Greg Fowler has recently shown that the Maximally Continuous View of Simples is consistent with the possibility of Gunk (AJP 2008). The idea is that an extended MaxCon simple might have lots of complex objects that occupy the proper subregions of a simple. In fact, as Fowler notes, if MaxCon is true and there is some gunk, then that gunk must be in subregions of some extended simple.

Here is a view that I'd like to consider:

(MaxCon+G): MaxCon is true and for every proper subregion of the region occupied by a simple, there is a complex material object that occupies that subregion.

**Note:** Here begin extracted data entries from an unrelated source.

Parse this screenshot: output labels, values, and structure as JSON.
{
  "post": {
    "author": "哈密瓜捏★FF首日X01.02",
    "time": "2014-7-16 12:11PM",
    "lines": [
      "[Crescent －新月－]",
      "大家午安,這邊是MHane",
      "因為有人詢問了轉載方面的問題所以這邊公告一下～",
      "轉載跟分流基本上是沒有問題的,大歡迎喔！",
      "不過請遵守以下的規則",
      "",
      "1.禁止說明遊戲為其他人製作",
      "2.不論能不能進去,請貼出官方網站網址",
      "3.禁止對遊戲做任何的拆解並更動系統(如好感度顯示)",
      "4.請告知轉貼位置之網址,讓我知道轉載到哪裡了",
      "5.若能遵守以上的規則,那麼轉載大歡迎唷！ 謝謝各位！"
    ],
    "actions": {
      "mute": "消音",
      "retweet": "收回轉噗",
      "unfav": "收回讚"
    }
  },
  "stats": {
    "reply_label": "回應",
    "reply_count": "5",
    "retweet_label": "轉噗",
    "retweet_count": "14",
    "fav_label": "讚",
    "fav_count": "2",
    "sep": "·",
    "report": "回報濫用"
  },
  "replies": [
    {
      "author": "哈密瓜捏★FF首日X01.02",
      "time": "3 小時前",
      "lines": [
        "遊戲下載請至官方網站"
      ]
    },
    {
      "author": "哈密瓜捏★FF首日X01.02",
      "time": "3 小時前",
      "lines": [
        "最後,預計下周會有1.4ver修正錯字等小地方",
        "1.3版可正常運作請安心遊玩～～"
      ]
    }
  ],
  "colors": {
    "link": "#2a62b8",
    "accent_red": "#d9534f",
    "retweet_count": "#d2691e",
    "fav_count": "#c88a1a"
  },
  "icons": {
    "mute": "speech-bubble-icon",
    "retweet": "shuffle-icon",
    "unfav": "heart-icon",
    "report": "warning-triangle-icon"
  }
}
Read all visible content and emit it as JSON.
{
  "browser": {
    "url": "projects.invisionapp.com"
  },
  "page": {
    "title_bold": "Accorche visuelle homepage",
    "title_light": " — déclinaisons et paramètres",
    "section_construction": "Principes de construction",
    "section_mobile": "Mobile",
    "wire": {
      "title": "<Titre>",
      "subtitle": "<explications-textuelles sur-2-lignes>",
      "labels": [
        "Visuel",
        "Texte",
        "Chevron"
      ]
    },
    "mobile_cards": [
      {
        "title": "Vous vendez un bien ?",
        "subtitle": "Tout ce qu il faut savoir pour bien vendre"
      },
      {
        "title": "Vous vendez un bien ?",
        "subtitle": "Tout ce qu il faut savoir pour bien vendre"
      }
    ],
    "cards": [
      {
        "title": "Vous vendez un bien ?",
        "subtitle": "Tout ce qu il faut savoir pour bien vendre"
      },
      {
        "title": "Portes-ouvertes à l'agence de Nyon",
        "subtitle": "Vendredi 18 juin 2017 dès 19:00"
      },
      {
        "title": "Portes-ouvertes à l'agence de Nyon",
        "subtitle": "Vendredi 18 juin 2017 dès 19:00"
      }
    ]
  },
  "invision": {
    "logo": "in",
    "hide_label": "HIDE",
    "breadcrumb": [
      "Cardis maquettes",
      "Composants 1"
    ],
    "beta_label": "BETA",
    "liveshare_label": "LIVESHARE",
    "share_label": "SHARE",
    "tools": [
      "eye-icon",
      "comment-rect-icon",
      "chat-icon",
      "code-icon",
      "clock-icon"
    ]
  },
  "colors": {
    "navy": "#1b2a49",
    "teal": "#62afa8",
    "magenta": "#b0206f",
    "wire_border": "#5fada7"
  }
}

I think this view is false. Here is how to show that it is false. Let S be an extended simple. There are point sized subregions of the region occupied by that simple. By MaxCon+G, there must be a complex object in that region, call that object 'C'. No, suppose that for any object x, there is an intrinsic duplicate of x that that exists in a world without any objects other than x's parts. So, there is an intrinsic duplicate of C, C*, that exists in a world that has no objects other than the parts of C. Moreover, C* must have parts. Here is why. The mereological structure of an object is an intrinsic feature of objects. C is complex. So, any intrinsic duplicate of C is complex as well. Hence C* is complex. But, the shape of an object is intrinsic as well. So, since C is point sized, C* is point sized as well. Since, there are no objects other than C* and C* is point sized, it must be that C* is maximally continuous. So, by MaxCon, C* is a simple. So, C* is a simple and it is complex. Contradiction! Hence MaxCon+G is false.

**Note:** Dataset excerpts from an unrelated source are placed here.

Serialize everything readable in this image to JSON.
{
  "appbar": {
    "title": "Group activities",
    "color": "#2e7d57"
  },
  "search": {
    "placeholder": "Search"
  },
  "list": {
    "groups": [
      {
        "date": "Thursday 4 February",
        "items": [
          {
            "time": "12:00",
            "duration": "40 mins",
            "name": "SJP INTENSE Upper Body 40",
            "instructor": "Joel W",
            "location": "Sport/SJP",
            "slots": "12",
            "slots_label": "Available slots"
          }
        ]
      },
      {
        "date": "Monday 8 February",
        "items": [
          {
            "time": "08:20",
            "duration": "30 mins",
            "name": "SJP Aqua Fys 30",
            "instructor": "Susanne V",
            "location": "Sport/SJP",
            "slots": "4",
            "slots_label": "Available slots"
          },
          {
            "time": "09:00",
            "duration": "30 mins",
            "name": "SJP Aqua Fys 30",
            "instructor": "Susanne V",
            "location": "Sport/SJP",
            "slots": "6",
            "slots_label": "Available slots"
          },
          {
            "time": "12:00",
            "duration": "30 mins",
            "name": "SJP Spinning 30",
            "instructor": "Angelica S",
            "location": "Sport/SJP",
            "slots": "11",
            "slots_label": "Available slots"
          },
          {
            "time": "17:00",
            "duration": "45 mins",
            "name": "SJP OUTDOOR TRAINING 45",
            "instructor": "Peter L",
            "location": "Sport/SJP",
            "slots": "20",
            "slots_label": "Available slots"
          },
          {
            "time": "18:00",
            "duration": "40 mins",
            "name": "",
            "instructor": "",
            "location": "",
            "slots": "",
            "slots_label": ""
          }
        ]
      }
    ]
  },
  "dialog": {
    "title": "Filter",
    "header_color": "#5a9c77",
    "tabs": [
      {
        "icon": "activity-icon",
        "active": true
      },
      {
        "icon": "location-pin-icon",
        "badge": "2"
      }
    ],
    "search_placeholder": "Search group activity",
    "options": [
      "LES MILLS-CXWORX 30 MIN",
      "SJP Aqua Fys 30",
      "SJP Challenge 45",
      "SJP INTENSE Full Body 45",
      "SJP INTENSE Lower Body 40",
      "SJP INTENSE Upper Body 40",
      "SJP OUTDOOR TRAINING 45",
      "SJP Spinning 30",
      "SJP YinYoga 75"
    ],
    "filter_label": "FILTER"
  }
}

I think there are a lot of moves that can be made to save MaxCon+G. One might deny that the mereological structure of an object is intrinsic (MaxCon itself certainly seems to suggest otherwise). One might deny that shapes are intrinsic (there is a precedent in the literature). One might also deny that C* is maximally continuous. Perhaps its parts occupy super-regions of the region it occupies. That is a pretty weird view.

1 Comments:

Blogger Greg Fowler said...

Hi Joshua,

This is interesting. I may have further thoughts later.

Right now, though, I just want to note that, strictly speaking, what I show is that if MaxCon is true and there is some gunk, then either that gunk occupies a subregion of an extended simple or it occupies a discontinuous region.